Maybe this is a third rail that we shouldn’t be touching, but I was reading about Thomas Edison and his ideas on education. He had a great quote about movies, which he thought would revolutionize classrooms. He said, “The motion picture will endure as long as poor people exist.” It made me think: One of the underlying themes of ed tech is this idea of bringing technology to the people. Do you see a latent class divide here? Rich kids will get an actual personal tutor, but everybody else will get an LLM?
My worry runs differently than that. Again, back to the Willingham quote: “Our minds are not built to think.” Here’s the harsh reality that could indeed be a third rail, but it needs to be acknowledged if we’re going to make meaningful progress: If we fail in building knowledge in our students, thinking gets harder and harder, which is why school gets harder and harder, and why over time you start to see students who find school really miserable. Some of them drop out. Some of them stop trying very hard. These folks — the data is overwhelming on this — typically end up having lives that are shorter, with less economic means, more dire health outcomes. All of this is both correlated and interrelated causation.
But here’s the thing: For those students in particular, a device that alleviates the cognitive burden of schooling will be appealing. I’m really worried that this now-widely available technology will be something they turn to, particularly around the incredibly cognitively challenging task of writing — and that they will continue to look to this as a way of automating their own cognition. No one really needs to worry about the children of privilege. They are the success stories academically and, quite frankly, many of them enjoy learning and thinking and will avoid wanting to use this as a way of outsourcing their own thinking. But it could just make the existing divide a lot wider than it is today — much wider.
How is education research responding to AI?
The real challenge is that the pace of technology, particularly the pace of technological developments in the generative AI world, is so fast that traditional research methods are not going to be able to keep up. It’s not that there won’t be studies — I’m sure there are already some underway, and there’s tiny, emerging studies that I have seen here and there. But we just don’t have the capabilities as a research enterprise to be doing things the traditional way. A really important question that needs to be grappled with, as a matter of policy, potentially as a matter of philanthropy and just as a matter of society, is: So, what then? Do we just do it and hope for the best? Because that may be what ends up happening.

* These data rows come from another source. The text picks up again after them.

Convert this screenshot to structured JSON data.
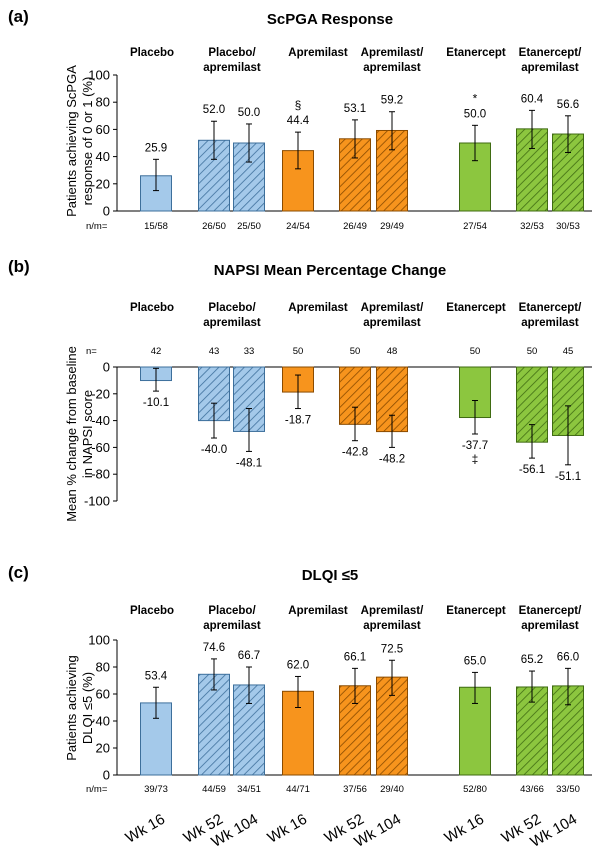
{
  "colors": {
    "placebo_fill": "#a4c9ea",
    "placebo_edge": "#3d6f9b",
    "apremilast_fill": "#f7941d",
    "apremilast_edge": "#8a4b00",
    "etanercept_fill": "#8cc63f",
    "etanercept_edge": "#3f6b12"
  },
  "groups": [
    {
      "label": "Placebo"
    },
    {
      "label": "Placebo/\napremilast"
    },
    {
      "label": "Apremilast"
    },
    {
      "label": "Apremilast/\napremilast"
    },
    {
      "label": "Etanercept"
    },
    {
      "label": "Etanercept/\napremilast"
    }
  ],
  "x_labels": [
    "Wk 16",
    "Wk 52",
    "Wk 104",
    "Wk 16",
    "Wk 52",
    "Wk 104",
    "Wk 16",
    "Wk 52",
    "Wk 104"
  ],
  "chart_data": [
    {
      "type": "bar",
      "letter": "(a)",
      "title": "ScPGA Response",
      "ylabel": [
        "Patients achieving ScPGA",
        "response of 0 or 1 (%)"
      ],
      "ylim": [
        0,
        100
      ],
      "yticks": [
        0,
        20,
        40,
        60,
        80,
        100
      ],
      "categories": [
        "Placebo Wk 16",
        "Placebo/apremilast Wk 52",
        "Placebo/apremilast Wk 104",
        "Apremilast Wk 16",
        "Apremilast/apremilast Wk 52",
        "Apremilast/apremilast Wk 104",
        "Etanercept Wk 16",
        "Etanercept/apremilast Wk 52",
        "Etanercept/apremilast Wk 104"
      ],
      "values": [
        25.9,
        52.0,
        50.0,
        44.4,
        53.1,
        59.2,
        50.0,
        60.4,
        56.6
      ],
      "value_labels": [
        "25.9",
        "52.0",
        "50.0",
        "44.4",
        "53.1",
        "59.2",
        "50.0",
        "60.4",
        "56.6"
      ],
      "error_low": [
        15,
        38,
        36,
        31,
        39,
        45,
        37,
        46,
        43
      ],
      "error_high": [
        38,
        66,
        64,
        58,
        67,
        73,
        63,
        74,
        70
      ],
      "symbols": [
        "",
        "",
        "",
        "§",
        "",
        "",
        "*",
        "",
        ""
      ],
      "counts_label": "n/m=",
      "counts": [
        "15/58",
        "26/50",
        "25/50",
        "24/54",
        "26/49",
        "29/49",
        "27/54",
        "32/53",
        "30/53"
      ],
      "grid": false
    },
    {
      "type": "bar",
      "letter": "(b)",
      "title": "NAPSI Mean Percentage Change",
      "ylabel": [
        "Mean % change from baseline",
        "in NAPSI score"
      ],
      "ylim": [
        -100,
        0
      ],
      "yticks": [
        0,
        -20,
        -40,
        -60,
        -80,
        -100
      ],
      "categories": [
        "Placebo Wk 16",
        "Placebo/apremilast Wk 52",
        "Placebo/apremilast Wk 104",
        "Apremilast Wk 16",
        "Apremilast/apremilast Wk 52",
        "Apremilast/apremilast Wk 104",
        "Etanercept Wk 16",
        "Etanercept/apremilast Wk 52",
        "Etanercept/apremilast Wk 104"
      ],
      "values": [
        -10.1,
        -40.0,
        -48.1,
        -18.7,
        -42.8,
        -48.2,
        -37.7,
        -56.1,
        -51.1
      ],
      "value_labels": [
        "-10.1",
        "-40.0",
        "-48.1",
        "-18.7",
        "-42.8",
        "-48.2",
        "-37.7",
        "-56.1",
        "-51.1"
      ],
      "error_low": [
        -18,
        -53,
        -63,
        -31,
        -55,
        -60,
        -50,
        -68,
        -73
      ],
      "error_high": [
        -1,
        -27,
        -31,
        -6,
        -30,
        -36,
        -25,
        -43,
        -29
      ],
      "symbols": [
        "",
        "",
        "",
        "",
        "",
        "",
        "‡",
        "",
        ""
      ],
      "counts_label": "n=",
      "counts": [
        "42",
        "43",
        "33",
        "50",
        "50",
        "48",
        "50",
        "50",
        "45"
      ],
      "grid": false
    },
    {
      "type": "bar",
      "letter": "(c)",
      "title": "DLQI ≤5",
      "ylabel": [
        "Patients achieving",
        "DLQI ≤5 (%)"
      ],
      "ylim": [
        0,
        100
      ],
      "yticks": [
        0,
        20,
        40,
        60,
        80,
        100
      ],
      "categories": [
        "Placebo Wk 16",
        "Placebo/apremilast Wk 52",
        "Placebo/apremilast Wk 104",
        "Apremilast Wk 16",
        "Apremilast/apremilast Wk 52",
        "Apremilast/apremilast Wk 104",
        "Etanercept Wk 16",
        "Etanercept/apremilast Wk 52",
        "Etanercept/apremilast Wk 104"
      ],
      "values": [
        53.4,
        74.6,
        66.7,
        62.0,
        66.1,
        72.5,
        65.0,
        65.2,
        66.0
      ],
      "value_labels": [
        "53.4",
        "74.6",
        "66.7",
        "62.0",
        "66.1",
        "72.5",
        "65.0",
        "65.2",
        "66.0"
      ],
      "error_low": [
        42,
        63,
        53,
        50,
        53,
        59,
        53,
        54,
        52
      ],
      "error_high": [
        65,
        86,
        80,
        73,
        79,
        85,
        76,
        77,
        79
      ],
      "symbols": [
        "",
        "",
        "",
        "",
        "",
        "",
        "",
        "",
        ""
      ],
      "counts_label": "n/m=",
      "counts": [
        "39/73",
        "44/59",
        "34/51",
        "44/71",
        "37/56",
        "29/40",
        "52/80",
        "43/66",
        "33/50"
      ],
      "grid": false
    }
  ]
}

As we’ve seen with social media and smartphones in schools, there can be real impacts that you don’t realize until five, 10 years down the road. Then you go back and say, “Well, I wish we’d been thinking about that in advance rather than just rolling the dice and seeing where it came up.” We don’t do that in other realms of life. We don’t let people just come up with medicines that they think will cure certain diseases and then just say, “Well, we’ll see. We’ll introduce it into broader society and let’s figure it out.” I’m not necessarily saying that we need the equivalent per se, but something that would give us better insight and real-time information to help us figure out the overall positives and not-so-positives seems to me a real challenge that is underappreciated at the moment.